Clinical trial work is underway now, with patients getting G3 at 50mg, 100mg, and 200mg doses and the 50mg dose of G3 demonstrating 200x the exposure level of a 150mg dose of G1. Assuming that the pharmacokinetics and pharmacodynamics (PK and PD) studies merit further development, Aptose should be able to start dose escalation studies of the new formulation in the first half of 2023 in patients with r/r B-cell or r/r AML disease.

I continue to believe that it’s worth the effort to see if the new formulation can unlock real clinical results with luxeptinib. As a pan-FLT3/BTK inhibitor with low off-target activity, this could be a very appealing option for patients with few other clinical options (including those who develop resistance to drugs like Imbruvica).

The Outlook

I do not value either of Aptose’s drugs for front-line use potential. Maybe clinical data will support development for that sort of use, but that is years down the road. Focusing on the relapsing/remitting market does mean lower potential patient populations, but the markets are still large enough to support $1 billion-plus revenue potential if the drugs are effective and tolerable.

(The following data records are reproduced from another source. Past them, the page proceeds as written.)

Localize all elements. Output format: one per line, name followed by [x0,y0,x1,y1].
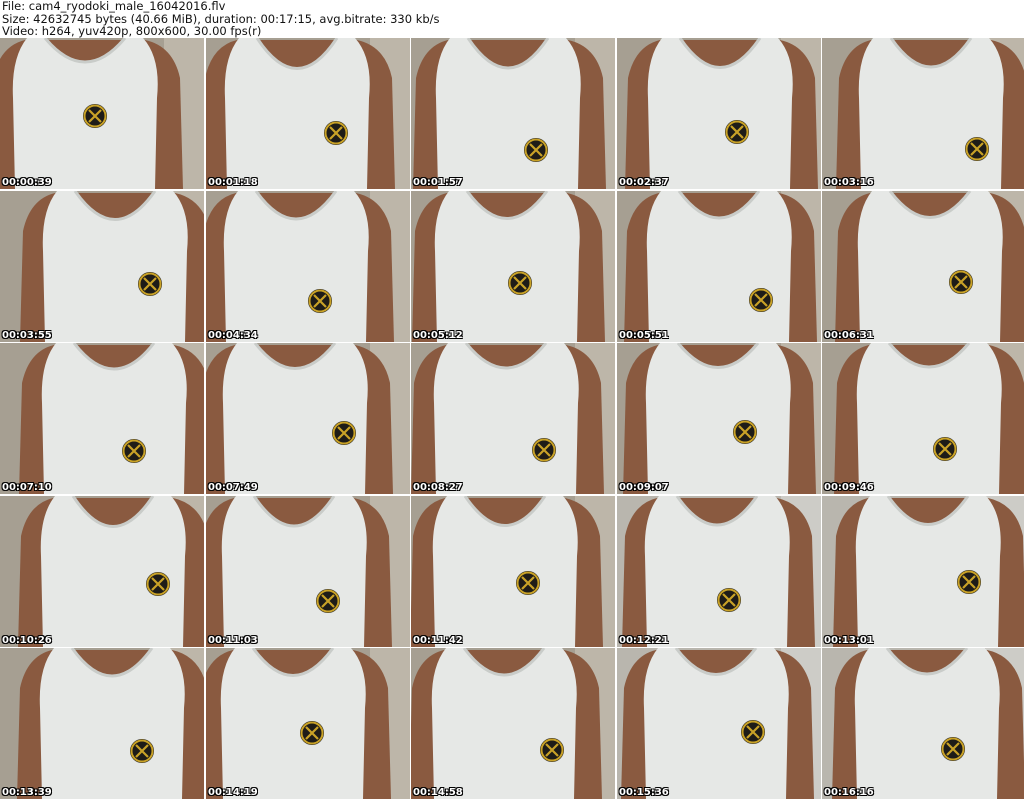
frame-image [411,191,615,342]
frame-image [206,496,410,647]
video-thumbnail: 00:08:27 [411,343,615,494]
frame-image [0,648,204,799]
frame-image [411,496,615,647]
thumbnail-timestamp: 00:16:16 [824,787,874,798]
thumbnail-timestamp: 00:10:26 [2,635,52,646]
thumbnail-timestamp: 00:00:39 [2,177,52,188]
video-thumbnail: 00:09:07 [617,343,821,494]
video-thumbnail: 00:13:39 [0,648,204,799]
video-thumbnail: 00:15:36 [617,648,821,799]
video-thumbnail: 00:06:31 [822,191,1024,342]
thumbnail-timestamp: 00:11:03 [208,635,258,646]
thumbnail-timestamp: 00:04:34 [208,330,258,341]
video-thumbnail: 00:05:51 [617,191,821,342]
frame-image [822,191,1024,342]
thumbnail-timestamp: 00:03:16 [824,177,874,188]
thumbnail-timestamp: 00:02:37 [619,177,669,188]
thumbnail-timestamp: 00:01:57 [413,177,463,188]
video-thumbnail: 00:12:21 [617,496,821,647]
thumbnail-timestamp: 00:14:19 [208,787,258,798]
video-thumbnail: 00:00:39 [0,38,204,189]
frame-image [617,191,821,342]
video-thumbnail: 00:09:46 [822,343,1024,494]
thumbnail-timestamp: 00:11:42 [413,635,463,646]
frame-image [822,343,1024,494]
thumbnail-timestamp: 00:13:39 [2,787,52,798]
thumbnail-timestamp: 00:05:51 [619,330,669,341]
video-thumbnail: 00:07:10 [0,343,204,494]
frame-image [411,648,615,799]
frame-image [206,38,410,189]
frame-image [411,38,615,189]
thumbnail-timestamp: 00:07:49 [208,482,258,493]
video-thumbnail: 00:03:16 [822,38,1024,189]
video-thumbnail: 00:11:03 [206,496,410,647]
frame-image [0,496,204,647]
thumbnail-grid: 00:00:39 00:01:18 00:01:57 00:02:37 00:0… [0,38,1024,799]
video-thumbnail: 00:13:01 [822,496,1024,647]
frame-image [206,191,410,342]
thumbnail-timestamp: 00:03:55 [2,330,52,341]
thumbnail-timestamp: 00:13:01 [824,635,874,646]
thumbnail-timestamp: 00:15:36 [619,787,669,798]
frame-image [617,38,821,189]
frame-image [206,343,410,494]
frame-image [0,191,204,342]
video-thumbnail: 00:07:49 [206,343,410,494]
frame-image [822,496,1024,647]
video-thumbnail: 00:14:19 [206,648,410,799]
frame-image [206,648,410,799]
video-thumbnail: 00:05:12 [411,191,615,342]
file-name-line: File: cam4_ryodoki_male_16042016.flv [2,0,226,13]
frame-image [617,496,821,647]
video-thumbnail: 00:01:18 [206,38,410,189]
video-thumbnail: 00:16:16 [822,648,1024,799]
video-thumbnail: 00:04:34 [206,191,410,342]
video-thumbnail: 00:11:42 [411,496,615,647]
video-info-line: Video: h264, yuv420p, 800x600, 30.00 fps… [2,24,262,38]
frame-image [617,343,821,494]
frame-image [0,38,204,189]
video-thumbnail: 00:01:57 [411,38,615,189]
thumbnail-timestamp: 00:09:07 [619,482,669,493]
thumbnail-timestamp: 00:09:46 [824,482,874,493]
video-thumbnail: 00:10:26 [0,496,204,647]
thumbnail-timestamp: 00:14:58 [413,787,463,798]
thumbnail-timestamp: 00:05:12 [413,330,463,341]
video-thumbnail: 00:14:58 [411,648,615,799]
frame-image [822,38,1024,189]
thumbnail-timestamp: 00:08:27 [413,482,463,493]
file-info-header: File: cam4_ryodoki_male_16042016.flv Siz… [2,0,1022,38]
frame-image [617,648,821,799]
frame-image [822,648,1024,799]
video-thumbnail: 00:02:37 [617,38,821,189]
frame-image [411,343,615,494]
thumbnail-timestamp: 00:12:21 [619,635,669,646]
thumbnail-timestamp: 00:06:31 [824,330,874,341]
frame-image [0,343,204,494]
thumbnail-timestamp: 00:01:18 [208,177,258,188]
video-thumbnail: 00:03:55 [0,191,204,342]
thumbnail-timestamp: 00:07:10 [2,482,52,493]
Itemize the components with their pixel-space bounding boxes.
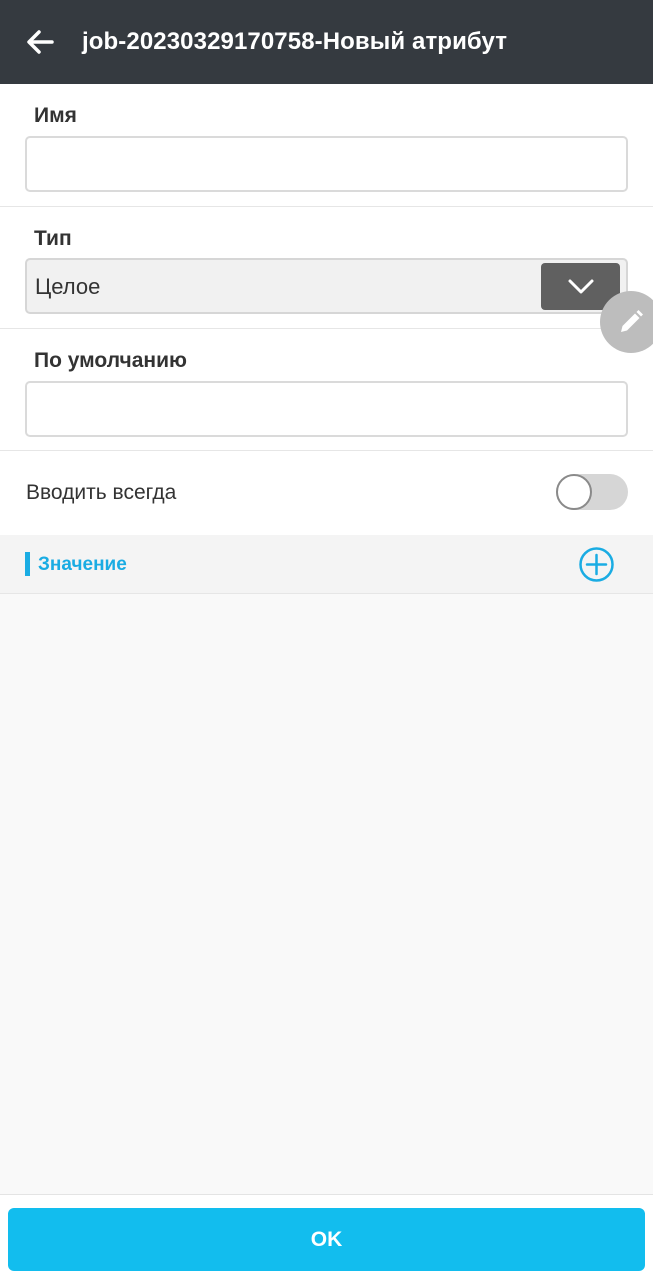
always-input-row: Вводить всегда	[0, 451, 653, 536]
name-label: Имя	[34, 104, 77, 127]
type-label: Тип	[34, 227, 72, 250]
values-section-header: Значение	[0, 535, 653, 594]
add-value-button[interactable]	[578, 546, 615, 583]
arrow-left-icon	[27, 30, 54, 54]
always-input-label: Вводить всегда	[26, 481, 177, 504]
page-title: job-20230329170758-Новый атрибут	[82, 28, 508, 55]
back-button[interactable]	[20, 22, 60, 62]
footer-bar: OK	[0, 1194, 653, 1280]
toggle-knob	[556, 474, 592, 510]
type-field-block: Тип Целое	[0, 207, 653, 329]
attribute-form: Имя Тип Целое По умолчанию Вводить всегд…	[0, 84, 653, 536]
ok-button[interactable]: OK	[8, 1208, 645, 1271]
name-input[interactable]	[25, 136, 628, 192]
type-select[interactable]: Целое	[25, 258, 628, 314]
always-input-toggle[interactable]	[556, 474, 628, 510]
values-section-title: Значение	[38, 554, 127, 575]
type-select-value: Целое	[35, 274, 101, 299]
plus-circle-icon	[579, 547, 614, 582]
name-field-block: Имя	[0, 84, 653, 207]
default-field-block: По умолчанию	[0, 329, 653, 451]
edit-fab-button[interactable]	[600, 291, 653, 353]
app-header: job-20230329170758-Новый атрибут	[0, 0, 653, 84]
pencil-icon	[621, 310, 643, 332]
default-label: По умолчанию	[34, 349, 187, 372]
chevron-down-icon	[568, 279, 593, 293]
page: job-20230329170758-Новый атрибут Имя Тип…	[0, 0, 653, 1280]
section-accent-bar	[25, 552, 30, 576]
default-input[interactable]	[25, 381, 628, 437]
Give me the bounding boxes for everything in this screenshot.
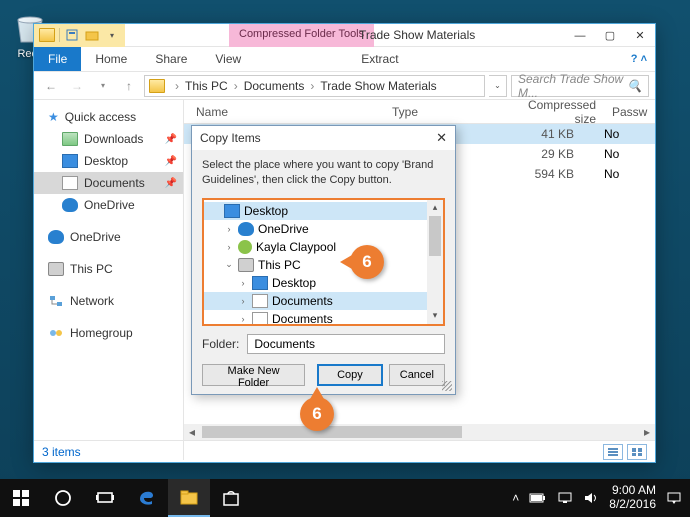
- scroll-thumb[interactable]: [429, 216, 441, 256]
- window-title: Trade Show Materials: [359, 28, 475, 42]
- tree-scrollbar[interactable]: ▴ ▾: [427, 200, 443, 324]
- nav-documents[interactable]: Documents📌: [34, 172, 183, 194]
- clock[interactable]: 9:00 AM 8/2/2016: [609, 484, 656, 512]
- maximize-button[interactable]: ▢: [595, 24, 625, 47]
- volume-icon[interactable]: [583, 491, 599, 505]
- crumb-documents[interactable]: Documents: [244, 79, 305, 93]
- location-tree: Desktop ›OneDrive ›Kayla Claypool ⌄This …: [202, 198, 445, 326]
- make-new-folder-button[interactable]: Make New Folder: [202, 364, 305, 386]
- column-headers: Name Type Compressed size Passw: [184, 100, 655, 124]
- pin-icon: 📌: [165, 134, 177, 145]
- folder-label: Folder:: [202, 337, 239, 351]
- scroll-thumb[interactable]: [202, 426, 462, 438]
- start-button[interactable]: [0, 479, 42, 517]
- battery-icon[interactable]: [529, 492, 547, 504]
- explorer-taskbar-icon[interactable]: [168, 479, 210, 517]
- edge-icon[interactable]: [126, 479, 168, 517]
- nav-downloads[interactable]: Downloads📌: [34, 128, 183, 150]
- cancel-button[interactable]: Cancel: [389, 364, 445, 386]
- cortana-button[interactable]: [42, 479, 84, 517]
- scroll-up-icon[interactable]: ▴: [427, 200, 443, 216]
- tree-pc-documents[interactable]: ›Documents: [204, 292, 443, 310]
- titlebar: ▾ Compressed Folder Tools Trade Show Mat…: [34, 24, 655, 47]
- back-button[interactable]: ←: [40, 75, 62, 97]
- pin-icon: 📌: [165, 156, 177, 167]
- nav-network[interactable]: Network: [34, 290, 183, 312]
- nav-pane: ★Quick access Downloads📌 Desktop📌 Docume…: [34, 100, 184, 460]
- tree-desktop[interactable]: Desktop: [204, 202, 443, 220]
- nav-quickaccess[interactable]: ★Quick access: [34, 106, 183, 128]
- folder-icon: [149, 79, 165, 93]
- dialog-titlebar: Copy Items ✕: [192, 126, 455, 150]
- scroll-left-icon[interactable]: ◂: [184, 424, 200, 440]
- forward-button[interactable]: →: [66, 75, 88, 97]
- contextual-tab: Compressed Folder Tools: [229, 24, 374, 47]
- scroll-down-icon[interactable]: ▾: [427, 308, 443, 324]
- view-details-button[interactable]: [603, 444, 623, 460]
- nav-thispc[interactable]: This PC: [34, 258, 183, 280]
- annotation-bubble: 6: [300, 397, 334, 431]
- scroll-right-icon[interactable]: ▸: [639, 424, 655, 440]
- store-icon[interactable]: [210, 479, 252, 517]
- nav-homegroup[interactable]: Homegroup: [34, 322, 183, 344]
- resize-grip-icon[interactable]: [442, 381, 452, 391]
- nav-desktop[interactable]: Desktop📌: [34, 150, 183, 172]
- dialog-close-button[interactable]: ✕: [436, 130, 447, 146]
- tab-home[interactable]: Home: [81, 47, 141, 71]
- copy-items-dialog: Copy Items ✕ Select the place where you …: [191, 125, 456, 395]
- taskview-button[interactable]: [84, 479, 126, 517]
- tab-view[interactable]: View: [201, 47, 255, 71]
- tab-file[interactable]: File: [34, 47, 81, 71]
- nav-onedrive-root[interactable]: OneDrive: [34, 226, 183, 248]
- tab-share[interactable]: Share: [141, 47, 201, 71]
- annotation-bubble: 6: [350, 245, 384, 279]
- col-type[interactable]: Type: [384, 105, 504, 119]
- folder-icon: [37, 26, 57, 44]
- dialog-hint: Select the place where you want to copy …: [192, 150, 455, 196]
- search-input[interactable]: Search Trade Show M... 🔍: [511, 75, 649, 97]
- recent-dropdown[interactable]: ▾: [92, 75, 114, 97]
- taskbar: ˄ 9:00 AM 8/2/2016: [0, 479, 690, 517]
- tray-chevron-icon[interactable]: ˄: [512, 491, 519, 505]
- status-text: 3 items: [42, 445, 81, 459]
- tree-onedrive[interactable]: ›OneDrive: [204, 220, 443, 238]
- tree-kayla[interactable]: ›Kayla Claypool: [204, 238, 443, 256]
- pin-icon: 📌: [165, 178, 177, 189]
- breadcrumb-bar[interactable]: › This PC › Documents › Trade Show Mater…: [144, 75, 485, 97]
- close-button[interactable]: ✕: [625, 24, 655, 47]
- tab-extract[interactable]: Extract: [347, 47, 412, 71]
- col-name[interactable]: Name: [184, 105, 384, 119]
- crumb-tradeshow[interactable]: Trade Show Materials: [320, 79, 436, 93]
- col-size[interactable]: Compressed size: [504, 98, 604, 126]
- action-center-icon[interactable]: [666, 491, 682, 505]
- qat-dropdown-icon[interactable]: ▾: [102, 26, 122, 44]
- qat-props-icon[interactable]: [62, 26, 82, 44]
- qat-newfolder-icon[interactable]: [82, 26, 102, 44]
- folder-input[interactable]: [247, 334, 445, 354]
- horizontal-scrollbar[interactable]: ◂ ▸: [184, 424, 655, 440]
- nav-onedrive[interactable]: OneDrive: [34, 194, 183, 216]
- search-icon: 🔍: [627, 79, 642, 93]
- col-pass[interactable]: Passw: [604, 105, 644, 119]
- crumb-thispc[interactable]: This PC: [185, 79, 228, 93]
- copy-button[interactable]: Copy: [317, 364, 383, 386]
- ribbon-tabs: File Home Share View Extract ? ˄: [34, 47, 655, 72]
- tree-thispc[interactable]: ⌄This PC: [204, 256, 443, 274]
- dialog-title: Copy Items: [200, 131, 261, 145]
- view-icons-button[interactable]: [627, 444, 647, 460]
- tree-pc-documents2[interactable]: ›Documents: [204, 310, 443, 326]
- up-button[interactable]: ↑: [118, 75, 140, 97]
- status-bar: 3 items: [34, 440, 655, 462]
- minimize-button[interactable]: —: [565, 24, 595, 47]
- tree-pc-desktop[interactable]: ›Desktop: [204, 274, 443, 292]
- address-dropdown[interactable]: ⌄: [489, 75, 507, 97]
- address-bar-row: ← → ▾ ↑ › This PC › Documents › Trade Sh…: [34, 72, 655, 100]
- quick-access-toolbar: ▾: [34, 24, 125, 47]
- help-icon[interactable]: ? ˄: [631, 53, 647, 65]
- network-icon[interactable]: [557, 492, 573, 504]
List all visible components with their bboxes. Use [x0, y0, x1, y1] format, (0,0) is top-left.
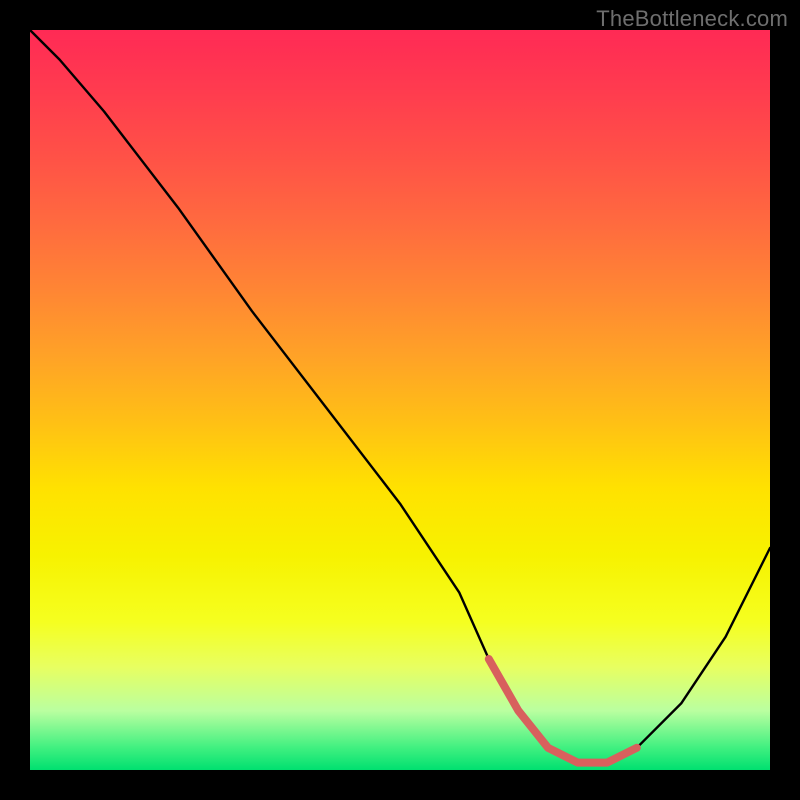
bottom-highlight [489, 659, 637, 763]
chart-svg [30, 30, 770, 770]
watermark-text: TheBottleneck.com [596, 6, 788, 32]
chart-container: TheBottleneck.com [0, 0, 800, 800]
main-curve [30, 30, 770, 763]
plot-area [30, 30, 770, 770]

A best-case scenario could arguably see over $2.5 billion in combined revenue for ‘239 and luxeptinib, but the reality is that the market is nowhere near the point of crediting the stock for that potential. That’s fair given where the data are today, but it also creates an opportunity for Aptose to build value with positive clinical updates for both programs. At this point I’m assigning only 10% odds of success for both drugs. I say “only” but actual clinical success rates for Phase I oncology drugs is more in the neighborhood of 5%; I believe the data seen to date from ‘239 and the strong preclinical data on luxeptinib still support the higher 10% number.

The Bottom Line

Discounting the peak potential revenue by the low odds of success and the decade-plus of clinical and commercial development it will take to reach those peak sales estimates, I believe Aptose shares are worth around $4 today. That suggests meaningful upside, but I don’t want to ignore or wave past the long odds that Aptose is facing – while positive clinical data in 2023 and 2024 could rebuild sentiment here and make this company a contender, this is not a stock for investors who can’t accept the risk of major (if not near-total) losses even after the declines that have already been seen.